O rover Curiosity, da NASA, encontrou em Marte uma mistura de moléculas orgânicas que inclui compostos considerados fundamentais para a origem da vida na Terra. Algumas dessas substâncias nunca haviam sido detectadas no planeta vermelho.
O estudo foi publicado nesta terça-feira (21) na revista Nature Communications. A descoberta não prova que houve vida em Marte. Porém, mostra que a superfície do planeta é capaz de preservar exatamente o tipo de molécula que poderia servir como evidência de vida antiga. Isso, por si só, já é um marco na astrobiologia.
“Achamos que estamos olhando para matéria orgânica preservada em Marte há 3,5 bilhões de anos,” disse Amy Williams, professora de ciências geológicas da Universidade da Flórida e líder do estudo.
Como o experimento foi feito
O Curiosity está em Marte desde 2012. Em 2020, ele realizou um experimento químico inédito na região de Glen Torridon, dentro da cratera Gale. Essa é uma antiga bacia rica em argilas — minerais conhecidos por reter e preservar compostos orgânicos melhor do que outros materiais.

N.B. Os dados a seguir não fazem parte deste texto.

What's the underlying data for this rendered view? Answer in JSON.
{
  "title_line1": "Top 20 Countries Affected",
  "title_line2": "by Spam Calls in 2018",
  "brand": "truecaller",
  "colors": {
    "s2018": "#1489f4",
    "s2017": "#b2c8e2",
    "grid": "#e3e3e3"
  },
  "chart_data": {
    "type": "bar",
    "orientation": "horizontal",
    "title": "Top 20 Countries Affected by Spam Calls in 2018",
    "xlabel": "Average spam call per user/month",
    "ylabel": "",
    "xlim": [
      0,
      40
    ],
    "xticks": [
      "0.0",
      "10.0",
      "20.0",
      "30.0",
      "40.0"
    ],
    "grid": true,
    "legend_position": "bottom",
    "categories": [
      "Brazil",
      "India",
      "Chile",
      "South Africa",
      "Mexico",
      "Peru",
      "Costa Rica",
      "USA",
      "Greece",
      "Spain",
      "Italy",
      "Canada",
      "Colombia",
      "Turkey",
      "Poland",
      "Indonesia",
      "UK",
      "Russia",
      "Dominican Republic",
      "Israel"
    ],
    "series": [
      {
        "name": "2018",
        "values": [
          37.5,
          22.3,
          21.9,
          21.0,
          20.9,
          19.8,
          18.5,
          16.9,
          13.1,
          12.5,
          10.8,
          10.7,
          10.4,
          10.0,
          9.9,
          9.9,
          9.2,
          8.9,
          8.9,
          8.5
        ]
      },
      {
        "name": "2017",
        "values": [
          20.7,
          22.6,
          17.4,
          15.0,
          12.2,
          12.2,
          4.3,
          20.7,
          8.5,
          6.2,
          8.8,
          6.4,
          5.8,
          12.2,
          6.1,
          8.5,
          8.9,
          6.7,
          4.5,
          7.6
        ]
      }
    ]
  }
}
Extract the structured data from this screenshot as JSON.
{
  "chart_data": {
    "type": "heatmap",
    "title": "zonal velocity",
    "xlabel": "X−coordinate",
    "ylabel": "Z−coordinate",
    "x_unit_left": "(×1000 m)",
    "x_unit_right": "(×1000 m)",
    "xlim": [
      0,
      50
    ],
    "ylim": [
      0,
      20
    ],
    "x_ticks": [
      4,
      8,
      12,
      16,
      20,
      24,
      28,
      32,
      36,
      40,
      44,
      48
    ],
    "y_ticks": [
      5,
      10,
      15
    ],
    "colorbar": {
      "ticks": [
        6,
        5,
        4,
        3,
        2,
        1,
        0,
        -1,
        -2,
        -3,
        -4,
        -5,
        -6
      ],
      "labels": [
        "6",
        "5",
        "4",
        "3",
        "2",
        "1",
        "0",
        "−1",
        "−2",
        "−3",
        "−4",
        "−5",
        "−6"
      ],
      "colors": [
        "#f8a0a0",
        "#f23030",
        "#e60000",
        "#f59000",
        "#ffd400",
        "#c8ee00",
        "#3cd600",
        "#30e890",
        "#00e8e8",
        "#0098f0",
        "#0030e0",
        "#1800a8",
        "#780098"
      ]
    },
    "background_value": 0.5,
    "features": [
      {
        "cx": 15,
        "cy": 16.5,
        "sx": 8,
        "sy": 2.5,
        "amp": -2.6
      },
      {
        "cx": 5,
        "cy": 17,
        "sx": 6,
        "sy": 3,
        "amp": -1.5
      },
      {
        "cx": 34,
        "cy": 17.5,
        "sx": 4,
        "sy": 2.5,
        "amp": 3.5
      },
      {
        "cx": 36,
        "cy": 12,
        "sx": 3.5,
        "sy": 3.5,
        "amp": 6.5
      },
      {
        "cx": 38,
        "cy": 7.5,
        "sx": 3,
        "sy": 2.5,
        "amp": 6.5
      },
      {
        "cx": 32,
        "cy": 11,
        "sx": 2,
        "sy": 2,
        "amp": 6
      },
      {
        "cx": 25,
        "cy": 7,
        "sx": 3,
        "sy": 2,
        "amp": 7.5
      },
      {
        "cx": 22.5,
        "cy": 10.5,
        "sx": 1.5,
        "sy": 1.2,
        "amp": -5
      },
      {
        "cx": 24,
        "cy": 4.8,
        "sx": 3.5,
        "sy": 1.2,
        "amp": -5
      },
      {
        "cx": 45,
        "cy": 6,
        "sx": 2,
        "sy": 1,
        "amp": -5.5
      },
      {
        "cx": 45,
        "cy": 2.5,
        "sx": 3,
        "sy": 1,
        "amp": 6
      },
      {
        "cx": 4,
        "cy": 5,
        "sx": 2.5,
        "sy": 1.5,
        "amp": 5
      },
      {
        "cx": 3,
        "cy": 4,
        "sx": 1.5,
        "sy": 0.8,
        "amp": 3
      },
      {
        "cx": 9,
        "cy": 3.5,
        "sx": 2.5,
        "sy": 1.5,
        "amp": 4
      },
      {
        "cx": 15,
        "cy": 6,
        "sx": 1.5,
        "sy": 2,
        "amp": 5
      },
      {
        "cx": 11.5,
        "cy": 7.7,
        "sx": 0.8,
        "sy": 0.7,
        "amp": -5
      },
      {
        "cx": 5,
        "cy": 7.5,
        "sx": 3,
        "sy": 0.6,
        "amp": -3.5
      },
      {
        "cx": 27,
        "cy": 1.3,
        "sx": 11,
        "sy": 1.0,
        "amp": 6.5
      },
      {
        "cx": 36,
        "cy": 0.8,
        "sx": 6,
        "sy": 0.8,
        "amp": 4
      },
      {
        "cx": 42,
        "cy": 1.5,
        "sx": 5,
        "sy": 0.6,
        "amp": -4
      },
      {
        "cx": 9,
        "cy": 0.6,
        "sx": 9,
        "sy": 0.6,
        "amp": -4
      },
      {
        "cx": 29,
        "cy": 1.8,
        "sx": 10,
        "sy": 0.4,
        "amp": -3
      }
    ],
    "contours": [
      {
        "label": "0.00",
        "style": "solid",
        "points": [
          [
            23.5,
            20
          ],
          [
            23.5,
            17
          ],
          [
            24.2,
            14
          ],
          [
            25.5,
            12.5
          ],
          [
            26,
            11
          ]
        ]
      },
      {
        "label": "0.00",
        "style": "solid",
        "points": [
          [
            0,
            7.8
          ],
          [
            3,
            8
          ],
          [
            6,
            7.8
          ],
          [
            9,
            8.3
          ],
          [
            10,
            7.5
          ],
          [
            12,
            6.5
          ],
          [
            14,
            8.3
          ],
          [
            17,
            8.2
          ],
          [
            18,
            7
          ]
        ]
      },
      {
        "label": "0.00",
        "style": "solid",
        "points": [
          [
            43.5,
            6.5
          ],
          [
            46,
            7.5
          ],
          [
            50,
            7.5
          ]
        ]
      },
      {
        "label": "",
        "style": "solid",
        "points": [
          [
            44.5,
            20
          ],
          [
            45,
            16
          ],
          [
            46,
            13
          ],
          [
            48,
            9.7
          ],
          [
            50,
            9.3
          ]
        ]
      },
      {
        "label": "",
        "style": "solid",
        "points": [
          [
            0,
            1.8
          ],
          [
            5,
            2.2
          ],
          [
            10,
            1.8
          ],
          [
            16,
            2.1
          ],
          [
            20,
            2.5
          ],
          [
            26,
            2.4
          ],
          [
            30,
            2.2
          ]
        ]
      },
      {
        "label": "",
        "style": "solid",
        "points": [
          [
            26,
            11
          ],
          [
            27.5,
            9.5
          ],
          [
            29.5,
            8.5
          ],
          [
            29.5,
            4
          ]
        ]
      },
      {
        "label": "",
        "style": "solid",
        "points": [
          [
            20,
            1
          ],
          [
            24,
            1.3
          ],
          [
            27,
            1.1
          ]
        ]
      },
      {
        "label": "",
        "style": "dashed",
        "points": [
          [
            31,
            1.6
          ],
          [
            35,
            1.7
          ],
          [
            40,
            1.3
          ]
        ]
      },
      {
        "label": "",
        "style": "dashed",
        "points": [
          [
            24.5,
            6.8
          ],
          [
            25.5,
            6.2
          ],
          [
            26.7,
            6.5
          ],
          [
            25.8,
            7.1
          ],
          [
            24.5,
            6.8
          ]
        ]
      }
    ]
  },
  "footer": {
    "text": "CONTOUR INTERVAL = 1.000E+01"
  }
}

O rover usou uma substância chamada TMAH para fragmentar moléculas orgânicas maiores. Isso permitiu que seus instrumentos as analisassem com mais precisão. O Curiosity carregava apenas dois recipientes com esse reagente. Por isso, a equipe precisou planejar cuidadosamente o local mais promissor para a coleta.
É a primeira vez que esse tipo de experimento químico foi realizado em outro planeta.
O que foi encontrado
Entre os compostos detectados, dois se destacam. O primeiro é uma molécula que contém nitrogênio e tem estrutura semelhante à de substâncias que deram origem ao DNA. Ela nunca havia sido identificada em Marte antes.
O segundo é um composto que costuma chegar aos planetas carregado por meteoritos. Esse mesmo tipo de material, acredita-se, ajudou a criar as condições para o surgimento da vida na Terra. Sua presença em Marte reforça uma conexão entre os dois planetas.
Por que isso importa
O que torna o achado ainda mais relevante é o fato de que essas moléculas sobreviveram por bilhões de anos em um ambiente extremamente hostil. Marte é bombardeado por radiação cósmica, tem uma atmosfera muito mais fina que a da Terra e enfrenta variações drásticas de temperatura.
Ainda assim, as argilas da cratera Gale funcionaram como uma espécie de cápsula protetora. Elas mantiveram os compostos intactos ao longo de eras geológicas.
Essa descoberta abre uma perspectiva importante. Se moléculas tão delicadas sobreviveram tanto tempo, outras substâncias potencialmente mais reveladoras também podem estar preservadas em algum lugar da superfície ou subsuperfície marciana.
O que ainda falta responder
O experimento tem um limite importante. Ele não consegue determinar se os compostos encontrados vieram de vida antiga, de processos geológicos naturais ou de meteoritos que colidiram com Marte ao longo de sua história. As três origens são possíveis. Nenhuma pode ser descartada com os dados disponíveis.
Para responder a essa questão com certeza, seria necessário trazer amostras de rocha marciana de volta à Terra. Laboratórios terrestres são muito mais sofisticados do que qualquer instrumento que caiba em um rover. Esse é justamente o objetivo de missões que estão sendo planejadas por agências dos Estados Unidos e da Europa para as próximas décadas.
“Agora sabemos que existem moléculas grandes e complexas preservadas na superfície de Marte, e isso é muito promissor para a busca de compostos que possam ser um sinal de vida,” disse Williams.